Surah Kahfi and Iman
I read the surat al-Kahfi again and I feel so impressed to those meditating young sleeping men in the cave where they tried to avoid the conversion to idolatry for the strength of the faith in their heart. The stories about these seven young men can be found in Syriac texts of Actus Sanctorum: Saints Life and Martyrdom. I just read the stories from Quran to entertain my lonely self and sad heart but I do aware about the other path stories though they don't circulate this anymore. My family is going through some tests from Allah.

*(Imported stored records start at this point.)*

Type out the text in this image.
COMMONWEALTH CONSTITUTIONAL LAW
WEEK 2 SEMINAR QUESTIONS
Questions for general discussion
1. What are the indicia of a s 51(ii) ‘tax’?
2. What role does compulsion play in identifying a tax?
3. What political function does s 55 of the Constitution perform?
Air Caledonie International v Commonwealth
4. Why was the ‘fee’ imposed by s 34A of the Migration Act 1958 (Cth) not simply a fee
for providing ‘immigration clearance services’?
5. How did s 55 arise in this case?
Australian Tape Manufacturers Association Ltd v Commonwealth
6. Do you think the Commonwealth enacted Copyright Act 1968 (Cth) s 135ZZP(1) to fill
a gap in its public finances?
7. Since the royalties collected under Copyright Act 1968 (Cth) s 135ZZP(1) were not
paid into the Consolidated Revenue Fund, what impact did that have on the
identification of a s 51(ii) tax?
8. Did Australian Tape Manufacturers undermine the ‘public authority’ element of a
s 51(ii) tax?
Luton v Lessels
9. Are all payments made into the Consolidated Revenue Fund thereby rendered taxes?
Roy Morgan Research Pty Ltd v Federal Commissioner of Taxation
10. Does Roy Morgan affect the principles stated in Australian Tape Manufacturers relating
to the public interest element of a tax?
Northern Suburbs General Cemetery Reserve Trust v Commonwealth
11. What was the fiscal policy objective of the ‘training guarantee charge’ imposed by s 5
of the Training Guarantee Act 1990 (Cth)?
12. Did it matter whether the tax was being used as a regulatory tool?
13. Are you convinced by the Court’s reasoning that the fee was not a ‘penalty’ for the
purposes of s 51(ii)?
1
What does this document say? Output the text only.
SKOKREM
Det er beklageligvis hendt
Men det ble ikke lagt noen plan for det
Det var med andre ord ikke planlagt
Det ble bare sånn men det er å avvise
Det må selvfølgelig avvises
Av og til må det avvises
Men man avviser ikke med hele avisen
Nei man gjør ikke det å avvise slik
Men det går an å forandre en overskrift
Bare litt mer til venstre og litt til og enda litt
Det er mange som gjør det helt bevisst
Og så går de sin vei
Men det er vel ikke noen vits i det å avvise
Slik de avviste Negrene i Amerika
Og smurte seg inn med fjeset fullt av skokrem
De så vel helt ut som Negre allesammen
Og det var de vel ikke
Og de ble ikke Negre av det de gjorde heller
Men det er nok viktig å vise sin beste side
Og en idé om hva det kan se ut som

It is not new for ajnabis (alien) like us because we face this since we were born, chaotic families, challenging treatment from around, identity crisis, and etc. Sometimes it could make us very weak but we must not lose hope and trust in Allah. He tests us because He wanted to clean us our selves and purify our souls. That is His hidden Mercy in between tests.
Leaving behind Duniya
I think I must avoid nice food again. I read something regarding metabolism and physical growth but I had forgotten that my age now is not the age to grow anymore no matter how much I take, hahaha. It is harmful for me and does not belong to a slave like me. Let others enjoy the food. If I bought them next time I will just dump them in the lake for friends and brothers in the lake since I don't know to whom should I give. I am shy to brothers in musalla and feel not worthy to be their friends nor brother.
I must keep in my mind that I am waiting for the Resurrection like the brothers of the past in the cave. No need to worry about how I look like or whether I look like a skeleton. If my sisters say I am ugly and looking miserable then be it. I don't care anymore. I beg Allah my Lord to forgive everyone who does not know. I beg Allah forgiveness for being deceived for a moment while I should not forget that I am just a lowly slave. I would like to express my gratitude to brothers and sisters who are passing by for your prayers. May Allah bless all of you and express His Love on each of you.
Sealed with prayers for mercy, peace, and love, amin!